MD: O primeiro obstáculo a eliminar é a assimilação da dimensão do problema; o segundo é tentar facilitar a discussão. Podemos usar o humor. Pensámos em filmar um anúncio numa casa fabulosa de uma celebridade de Hollywood: eu pedia para usar a casa de banho e dir-me-iam “Oh, não, nós não temos casa de banho, nós defecamos ao ar livre.”

SG: Tinha alguma celebridade em mente?
MD: Pensei que seria divertido filmar na casa do Jimmy Kimmel. [Nota do editor: Esta tirada deu origem a gargalhadas porque há quase uma década que Damon e o apresentador Jimmy Kimmel pregam partidas um ao outro e fingem estar em guerra.]

SG: O mundo está repleto de causas importantes e de desafios nos quais poderia gastar o seu tempo, energia e dinheiro. Por que motivo escolheu esta missão?
MD: Estabeleci uma parceria com Gary White [engenheiro e empreendedor social] e fundámos em conjunto a water.org. Usamos na prática os conceitos do microcrédito direccionando-os para a água e o saneamento básico: fornecemos empréstimos para que as pessoas se liguem a um sistema de tratamento de águas ou possam construir uma latrina em casa. Já alcançámos 5,5 milhões de pessoas, e vamos alcançar [mais] 2,5 milhões só este ano.

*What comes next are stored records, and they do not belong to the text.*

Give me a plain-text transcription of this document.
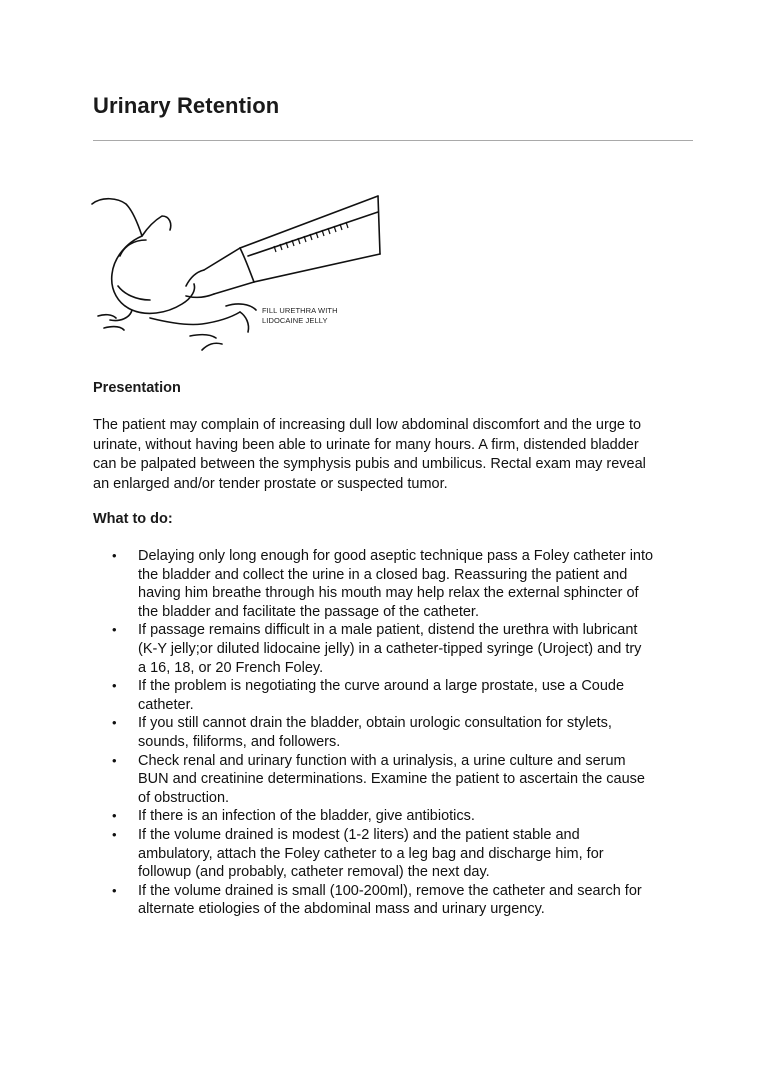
Urinary Retention
FILL URETHRA WITH
LIDOCAINE JELLY
Presentation

The patient may complain of increasing dull low abdominal discomfort and the urge to
urinate, without having been able to urinate for many hours. A firm, distended bladder
can be palpated between the symphysis pubis and umbilicus. Rectal exam may reveal
an enlarged and/or tender prostate or suspected tumor.

What to do:
• Delaying only long enough for good aseptic technique pass a Foley catheter into
the bladder and collect the urine in a closed bag. Reassuring the patient and
having him breathe through his mouth may help relax the external sphincter of
the bladder and facilitate the passage of the catheter.
• If passage remains difficult in a male patient, distend the urethra with lubricant
(K-Y jelly;or diluted lidocaine jelly) in a catheter-tipped syringe (Uroject) and try
a 16, 18, or 20 French Foley.
• If the problem is negotiating the curve around a large prostate, use a Coude
catheter.
• If you still cannot drain the bladder, obtain urologic consultation for stylets,
sounds, filiforms, and followers.
• Check renal and urinary function with a urinalysis, a urine culture and serum
BUN and creatinine determinations. Examine the patient to ascertain the cause
of obstruction.
• If there is an infection of the bladder, give antibiotics.
• If the volume drained is modest (1-2 liters) and the patient stable and
ambulatory, attach the Foley catheter to a leg bag and discharge him, for
followup (and probably, catheter removal) the next day.
• If the volume drained is small (100-200ml), remove the catheter and search for
alternate etiologies of the abdominal mass and urinary urgency.
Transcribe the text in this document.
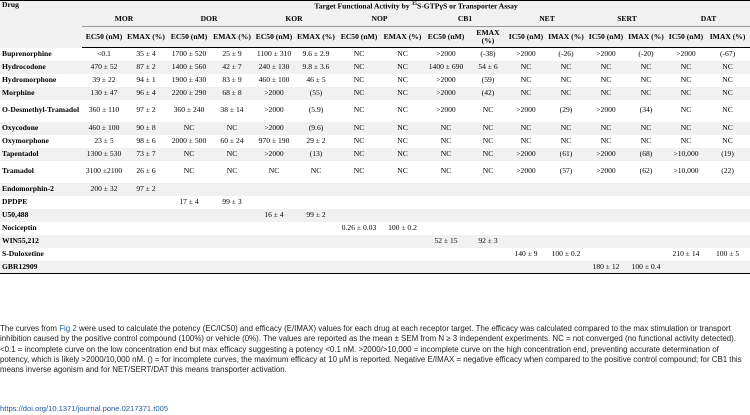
Drug	Target Functional Activity by $^{35}$S-GTPγS or Transporter Assay															
	MOR		DOR		KOR		NOP		CB1		NET		SERT		DAT	
	EC50 (nM)	EMAX (%)	EC50 (nM)	EMAX (%)	EC50 (nM)	EMAX (%)	EC50 (nM)	EMAX (%)	EC50 (nM)	EMAX (%)	IC50 (nM)	IMAX (%)	IC50 (nM)	IMAX (%)	IC50 (nM)	IMAX (%)
Buprenorphine	<0.1	35 ± 4	1700 ± 520	25 ± 9	1100 ± 310	9.6 ± 2.9	NC	NC	>2000	(-38)	>2000	(-26)	>2000	(-20)	>2000	(-67)
Hydrocodone	470 ± 52	87 ± 2	1400 ± 560	42 ± 7	240 ± 130	9.8 ± 3.6	NC	NC	1400 ± 690	54 ± 6	NC	NC	NC	NC	NC	NC
Hydromorphone	39 ± 22	94 ± 1	1900 ± 430	83 ± 9	460 ± 100	46 ± 5	NC	NC	>2000	(59)	NC	NC	NC	NC	NC	NC
Morphine	130 ± 47	96 ± 4	2200 ± 290	68 ± 8	>2000	(55)	NC	NC	>2000	(42)	NC	NC	NC	NC	NC	NC
O-Desmethyl-Tramadol	360 ± 110	97 ± 2	360 ± 240	38 ± 14	>2000	(5.9)	NC	NC	>2000	NC	>2000	(29)	>2000	(34)	NC	NC
Oxycodone	460 ± 100	90 ± 8	NC	NC	>2000	(9.6)	NC	NC	NC	NC	NC	NC	NC	NC	NC	NC
Oxymorphone	23 ± 5	98 ± 6	2000 ± 500	60 ± 24	970 ± 190	29 ± 2	NC	NC	NC	NC	NC	NC	NC	NC	NC	NC
Tapentadol	1300 ± 530	73 ± 7	NC	NC	>2000	(13)	NC	NC	NC	NC	>2000	(61)	>2000	(68)	>10,000	(19)
Tramadol	3100 ±2100	26 ± 6	NC	NC	NC	NC	NC	NC	NC	NC	>2000	(57)	>2000	(62)	>10,000	(22)
Endomorphin-2	200 ± 32	97 ± 2														
DPDPE			17 ± 4	99 ± 3												
U50,488					16 ± 4	99 ± 2										
Nociceptin							0.26 ± 0.03	100 ± 0.2								
WIN55,212									52 ± 15	92 ± 3						
S-Duloxetine											140 ± 9	100 ± 0.2			210 ± 14	100 ± 5
GBR12909													180 ± 12	100 ± 0.4		
The curves from Fig 2 were used to calculate the potency (EC/IC50) and efficacy (E/IMAX) values for each drug at each receptor target. The efficacy was calculated compared to the max stimulation or transport inhibition caused by the positive control compound (100%) or vehicle (0%). The values are reported as the mean ± SEM from N ≥ 3 independent experiments. NC = not converged (no functional activity detected). <0.1 = incomplete curve on the low concentration end but max efficacy suggesting a potency <0.1 nM. >2000/>10,000 = incomplete curve on the high concentration end, preventing accurate determination of potency, which is likely >2000/10,000 nM. () = for incomplete curves, the maximum efficacy at 10 μM is reported. Negative E/IMAX = negative efficacy when compared to the positive control compound; for CB1 this means inverse agonism and for NET/SERT/DAT this means transporter activation.
https://doi.org/10.1371/journal.pone.0217371.t005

SG: Um dos aspectos que o nosso jornalista detectou enquanto trabalhava nesta reportagem traduzia-se nas imensas inibições culturais: em vários pontos do mundo, as pessoas diziam-lhe que gostavam de ir para a rua. Achavam mais higiénico sair de casa e ir para o campo.
MD: Sim, se não tiver canalização para transportar os resíduos, isso é verdade. Se for à Índia, encontrará campos gigantes onde toda a comunidade defeca ao ar livre. Mas isso está a mudar, e a mudar muito rapidamente, penso que em grande parte por causa dos jovens.”

SG: É interessante mencionar os jovens. Um dos locais onde recolhemos informação para a reportagem foi o Vietname e o problema parece estar em vias de resolução porque as crianças vão à escola e há casas de banho na escola. E elas regressam a casa e aconselham os pais a modificar um hábito cultural.
MD: Sim, certo, é mesmo isso.

SG: A Organização das Nações Unidas projectou o objectivo de até 2030 eliminar a defecação ao ar livre. Acredita que existe alguma maneira de nos aproximarmos disso?
MD: Definitivamente até 2030.

SG: Faltam apenas 13 anos.
MD: Eu sei. Mas está a acontecer rapidamente.

SG: Mencionou que, ao desenvolver este trabalho, ouve histórias comoventes. Que tipo de coisas lhe contam as pessoas?
MD: Encontrei uma menina de 13 anos, e a minha filha mais velha tinha 13 na época. Liguei-me a essa criança. Foi no Haiti e nós ajudámos a trazer água para aquela aldeia que não a tinha. E essa menina de 13 anos já não precisava de procurar água durante três a quatro horas todos os dias. Perguntei-lhe: “O que vais fazer com todo esse tempo extra? Ficas com mais tempo para os trabalhos de casa?” E ela olhou para mim e disse- -me: “Eu não preciso de mais tempo para os trabalhos de casa. Sou a criança mais inteligente da minha classe.” Eu sabia que ela estava a dizer a verdade e provoquei-a: “Muito bem, espertalhona, o que vais fazer com esse tempo de sobra?” Ela olhou para mim e respondeu: “Vou brincar.” A resposta comoveu-me porque as crianças não deveriam estar sobrecarregadas com tarefas. Essas crianças deveriam estar a brincar. É nisso que os nossos filhos pensam e é nisso que estas crianças deveriam pensar.